DS: It depends on your definition of "a good way." If you're solely focused on quarterly numbers, the bottom line and a purely quantitative analysis, the best way to manage is whatever is going to give you that input.
But we're still human, and we respond to things on a variety of levels. A lot of them are emotional. I will go next door and buy records that I might be able to buy cheaper online, because I have a relationship here in the community. There's a value to that.
In our work, building relationships is the strongest thing we do. The digital world can do things faster; it can do things more efficiently. Maybe for a bank that makes sense; but maybe not. When your bank closes branches and you can't reach a human being; when everything is done through online tools or a call centre - eventually you just go to another bank.
GB: Not if there are just five banks, and they're all doing the same thing.
DS: Then there's an opportunity for someone to do something differently.
GB: How optimistic are you generally about people's ability to make a dignified livelihood?
DS: I'm very optimistic about mine! That is a very interesting question about the effects of artificial intelligence, especially in certain sectors. But for every business that automates because it's good for the bottom line, there will be opportunities for those who move in the opposite direction: for increased service, for better design, for a more human touch. Those things will command a premium.
GB: I liked your account of how Tom Kartsotis is reviving manufacturing in Detroit with his Shinola venture, and what Shinola is doing to enhance its employees' skills. It made me want to buy one of their analog watches. Shinola is a nice story, but it strikes me as an extremely rare phenomenon, and likely to remain extremely rare.
DS: It won't be the norm; but it shows that it is possible to create a profitable business and create jobs that can grow, with multiple skill levels, by making things that people will buy. You have to create enough value, enough luxury to sustain the cost of what you're doing.
I was talking about this yesterday with a reporter for the Detroit News. I said, go to the suburbs around Milan. They're filled with luxury leather companies making things with a higher value that people pay for. That is a huge engine of that regional economy.
Twenty years ago, nobody thought it would be possible to create new turntable companies. But we see new turntable brands every week it seems. There's one that's sprung up in Niagara Falls: Fluance.
GB: Canada actually has a vibrant audio manufacturing sector - Bryston in Peterborough, Paradigm in Mississauga, Totem and Simaudio in Montreal, to name a few - all employing 50 or 100 people to make stuff.

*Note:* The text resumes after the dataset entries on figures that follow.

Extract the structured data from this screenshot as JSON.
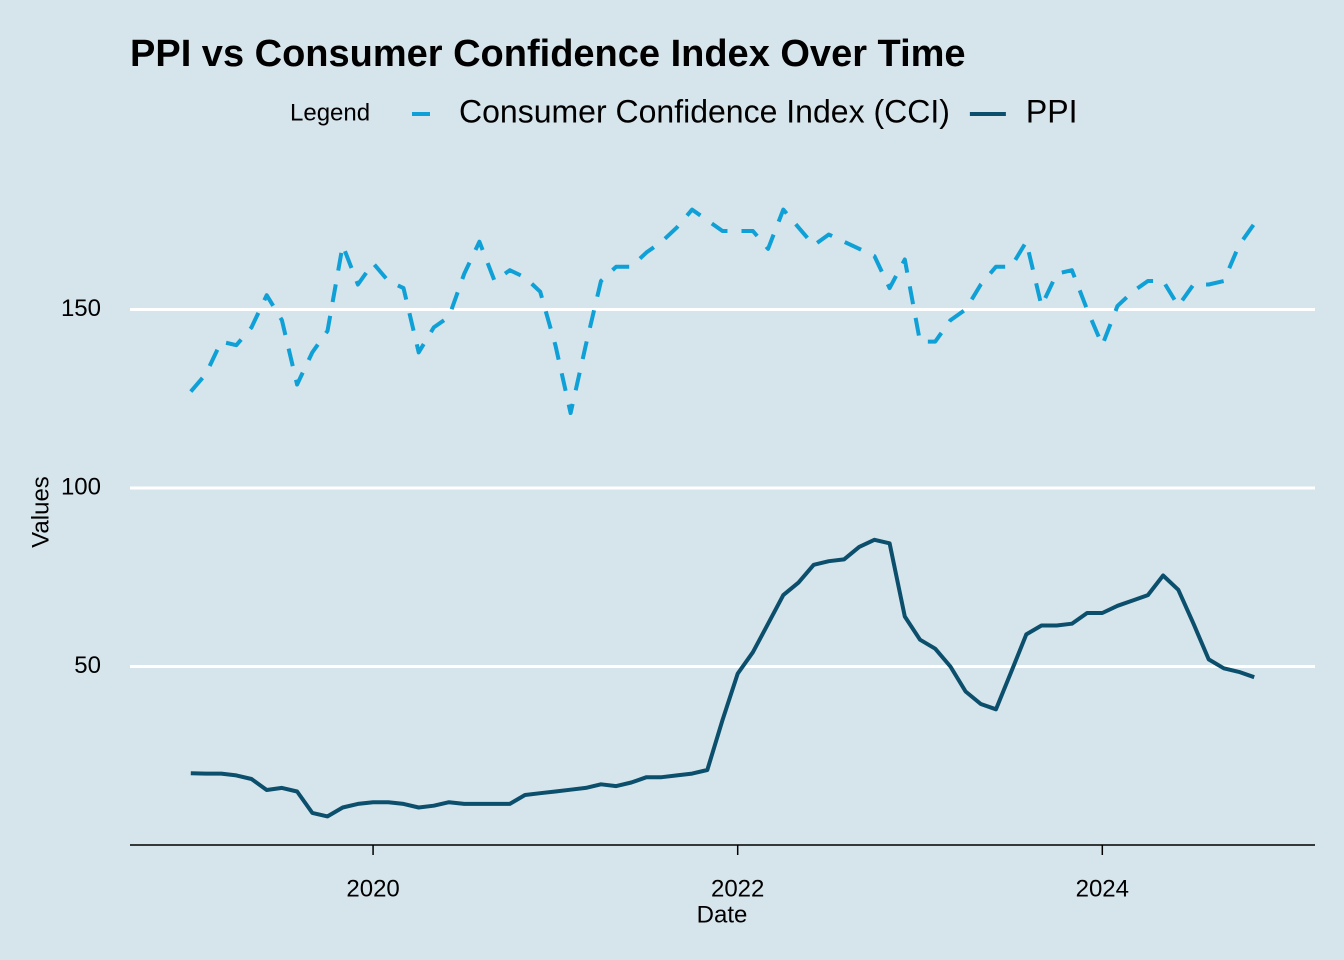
{
  "chart_data": {
    "type": "line",
    "title": "PPI vs Consumer Confidence Index Over Time",
    "legend_title": "Legend",
    "legend": "top",
    "xlabel": "Date",
    "ylabel": "Values",
    "x": [
      "2019-01",
      "2019-02",
      "2019-03",
      "2019-04",
      "2019-05",
      "2019-06",
      "2019-07",
      "2019-08",
      "2019-09",
      "2019-10",
      "2019-11",
      "2019-12",
      "2020-01",
      "2020-02",
      "2020-03",
      "2020-04",
      "2020-05",
      "2020-06",
      "2020-07",
      "2020-08",
      "2020-09",
      "2020-10",
      "2020-11",
      "2020-12",
      "2021-01",
      "2021-02",
      "2021-03",
      "2021-04",
      "2021-05",
      "2021-06",
      "2021-07",
      "2021-08",
      "2021-09",
      "2021-10",
      "2021-11",
      "2021-12",
      "2022-01",
      "2022-02",
      "2022-03",
      "2022-04",
      "2022-05",
      "2022-06",
      "2022-07",
      "2022-08",
      "2022-09",
      "2022-10",
      "2022-11",
      "2022-12",
      "2023-01",
      "2023-02",
      "2023-03",
      "2023-04",
      "2023-05",
      "2023-06",
      "2023-07",
      "2023-08",
      "2023-09",
      "2023-10",
      "2023-11",
      "2023-12",
      "2024-01",
      "2024-02",
      "2024-03",
      "2024-04",
      "2024-05",
      "2024-06",
      "2024-07",
      "2024-08",
      "2024-09",
      "2024-10",
      "2024-11"
    ],
    "series": [
      {
        "name": "Consumer Confidence Index (CCI)",
        "color": "#0ea0d6",
        "dash": true,
        "values": [
          127,
          132,
          141,
          140,
          145,
          154,
          147,
          129,
          138,
          144,
          168,
          157,
          163,
          158,
          156,
          138,
          145,
          148,
          160,
          169,
          158,
          161,
          159,
          155,
          140,
          121,
          140,
          158,
          162,
          162,
          166,
          169,
          173,
          178,
          175,
          172,
          172,
          172,
          167,
          178,
          173,
          168,
          171,
          169,
          167,
          165,
          156,
          164,
          141,
          141,
          147,
          150,
          157,
          162,
          162,
          169,
          151,
          160,
          161,
          150,
          140,
          151,
          155,
          158,
          158,
          151,
          157,
          157,
          158,
          168,
          174
        ]
      },
      {
        "name": "PPI",
        "color": "#0b4f6c",
        "dash": false,
        "values": [
          20.1,
          20,
          20,
          19.5,
          18.5,
          15.4,
          16,
          15,
          9,
          8,
          10.5,
          11.5,
          12,
          12,
          11.5,
          10.5,
          11,
          12,
          11.5,
          11.5,
          11.5,
          11.5,
          14,
          14.5,
          15,
          15.5,
          16,
          17,
          16.5,
          17.5,
          19,
          19,
          19.5,
          20,
          21,
          35,
          48,
          54,
          62,
          70,
          73.5,
          78.5,
          79.5,
          80,
          83.5,
          85.5,
          84.5,
          64,
          57.5,
          55,
          50,
          43,
          39.5,
          38,
          48.5,
          59,
          61.5,
          61.5,
          62,
          65,
          65,
          67,
          68.5,
          70,
          75.5,
          71.5,
          62,
          52,
          49.5,
          48.5,
          47
        ]
      }
    ],
    "xlim": [
      "2018-09",
      "2025-03"
    ],
    "xticks": [
      {
        "value": "2020-01",
        "label": "2020"
      },
      {
        "value": "2022-01",
        "label": "2022"
      },
      {
        "value": "2024-01",
        "label": "2024"
      }
    ],
    "ylim": [
      0,
      186
    ],
    "yticks": [
      50,
      100,
      150
    ],
    "grid": true
  }
}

DS: Which is great: that's 50 or 100 families living, working and shopping in the community. There's this fantasy that a town like Peterborough needs to attract the next Google. Once there's a billion-dollar company in town, that will pave the whole region with gold. But you can't build a community based on that type of gamble. You need a lot of stores and businesses and people doing different things. That's the foundation of the middle class.

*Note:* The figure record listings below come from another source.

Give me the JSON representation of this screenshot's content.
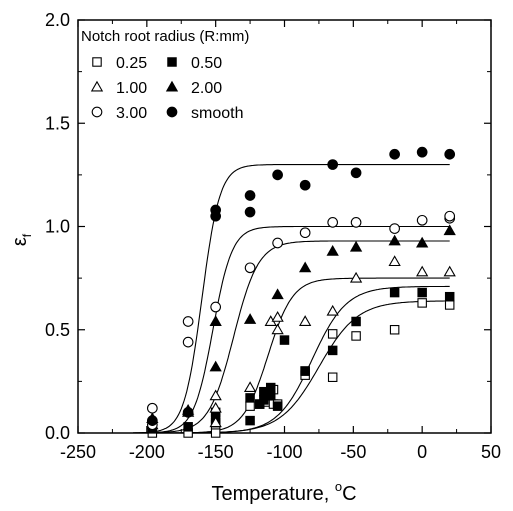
{
  "chart_data": {
    "type": "scatter",
    "xlabel": "Temperature, °C",
    "xlabel_base": "Temperature, ",
    "xlabel_sup": "o",
    "xlabel_unit": "C",
    "ylabel": "εf",
    "ylabel_base": "ε",
    "ylabel_sub": "f",
    "xlim": [
      -250,
      50
    ],
    "ylim": [
      0.0,
      2.0
    ],
    "xticks": [
      -250,
      -200,
      -150,
      -100,
      -50,
      0,
      50
    ],
    "yticks": [
      0.0,
      0.5,
      1.0,
      1.5,
      2.0
    ],
    "xtick_labels": [
      "-250",
      "-200",
      "-150",
      "-100",
      "-50",
      "0",
      "50"
    ],
    "ytick_labels": [
      "0.0",
      "0.5",
      "1.0",
      "1.5",
      "2.0"
    ],
    "legend": {
      "title": "Notch root radius (R:mm)",
      "placement": "top-left",
      "entries": [
        "0.25",
        "0.50",
        "1.00",
        "2.00",
        "3.00",
        "smooth"
      ]
    },
    "series": [
      {
        "name": "0.25",
        "marker": "square-open",
        "x": [
          -196,
          -170,
          -150,
          -150,
          -125,
          -118,
          -112,
          -110,
          -108,
          -108,
          -105,
          -85,
          -65,
          -65,
          -48,
          -20,
          0,
          20
        ],
        "y": [
          0.0,
          0.0,
          0.0,
          0.04,
          0.13,
          0.14,
          0.15,
          0.2,
          0.21,
          0.14,
          0.14,
          0.28,
          0.27,
          0.48,
          0.47,
          0.5,
          0.63,
          0.62
        ]
      },
      {
        "name": "0.50",
        "marker": "square-filled",
        "x": [
          -196,
          -170,
          -150,
          -150,
          -150,
          -125,
          -125,
          -118,
          -115,
          -115,
          -112,
          -110,
          -110,
          -105,
          -100,
          -85,
          -85,
          -65,
          -48,
          -20,
          0,
          20
        ],
        "y": [
          0.02,
          0.03,
          0.05,
          0.07,
          0.1,
          0.06,
          0.17,
          0.14,
          0.16,
          0.2,
          0.19,
          0.18,
          0.22,
          0.13,
          0.45,
          0.3,
          0.3,
          0.4,
          0.54,
          0.68,
          0.68,
          0.66
        ]
      },
      {
        "name": "1.00",
        "marker": "triangle-open",
        "x": [
          -196,
          -170,
          -150,
          -150,
          -150,
          -125,
          -110,
          -105,
          -105,
          -85,
          -65,
          -48,
          -20,
          0,
          20
        ],
        "y": [
          0.04,
          0.1,
          0.05,
          0.12,
          0.18,
          0.22,
          0.54,
          0.56,
          0.5,
          0.54,
          0.59,
          0.75,
          0.83,
          0.78,
          0.78
        ]
      },
      {
        "name": "2.00",
        "marker": "triangle-filled",
        "x": [
          -196,
          -170,
          -150,
          -150,
          -125,
          -105,
          -85,
          -65,
          -48,
          -20,
          0,
          20
        ],
        "y": [
          0.07,
          0.11,
          0.54,
          0.32,
          0.55,
          0.67,
          0.8,
          0.88,
          0.9,
          0.93,
          0.92,
          0.98
        ]
      },
      {
        "name": "3.00",
        "marker": "circle-open",
        "x": [
          -196,
          -196,
          -170,
          -170,
          -150,
          -125,
          -105,
          -85,
          -65,
          -48,
          -20,
          0,
          20,
          20
        ],
        "y": [
          0.04,
          0.12,
          0.44,
          0.54,
          0.61,
          0.8,
          0.92,
          0.97,
          1.02,
          1.02,
          0.99,
          1.03,
          1.04,
          1.05
        ],
        "note": ""
      },
      {
        "name": "smooth",
        "marker": "circle-filled",
        "x": [
          -196,
          -170,
          -150,
          -150,
          -125,
          -125,
          -105,
          -85,
          -65,
          -48,
          -20,
          0,
          20
        ],
        "y": [
          0.06,
          0.1,
          1.05,
          1.08,
          1.07,
          1.15,
          1.25,
          1.2,
          1.3,
          1.26,
          1.35,
          1.36,
          1.35
        ]
      }
    ],
    "curves": [
      {
        "name": "0.25",
        "A": 0.0,
        "B": 0.64,
        "T0": -75,
        "C": 28
      },
      {
        "name": "0.50",
        "A": 0.0,
        "B": 0.71,
        "T0": -80,
        "C": 25
      },
      {
        "name": "1.00",
        "A": 0.0,
        "B": 0.75,
        "T0": -112,
        "C": 18
      },
      {
        "name": "2.00",
        "A": 0.0,
        "B": 0.93,
        "T0": -137,
        "C": 18
      },
      {
        "name": "3.00",
        "A": 0.0,
        "B": 1.0,
        "T0": -152,
        "C": 14
      },
      {
        "name": "smooth",
        "A": 0.0,
        "B": 1.3,
        "T0": -160,
        "C": 13
      }
    ],
    "grid": false
  }
}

GB: I really enjoyed your epilogue, where you wrote about the summer camp you attended as a boy, and its current policy of banning cell phones and other gadgets so that kids can get a true camping experience. Do we need to take a break from technology now and then? And should it be longer than a two-week sabbatical?
DS: I strongly think so. The studies are coming out; this stuff has serious effects on our health, and we need a break from it now and then.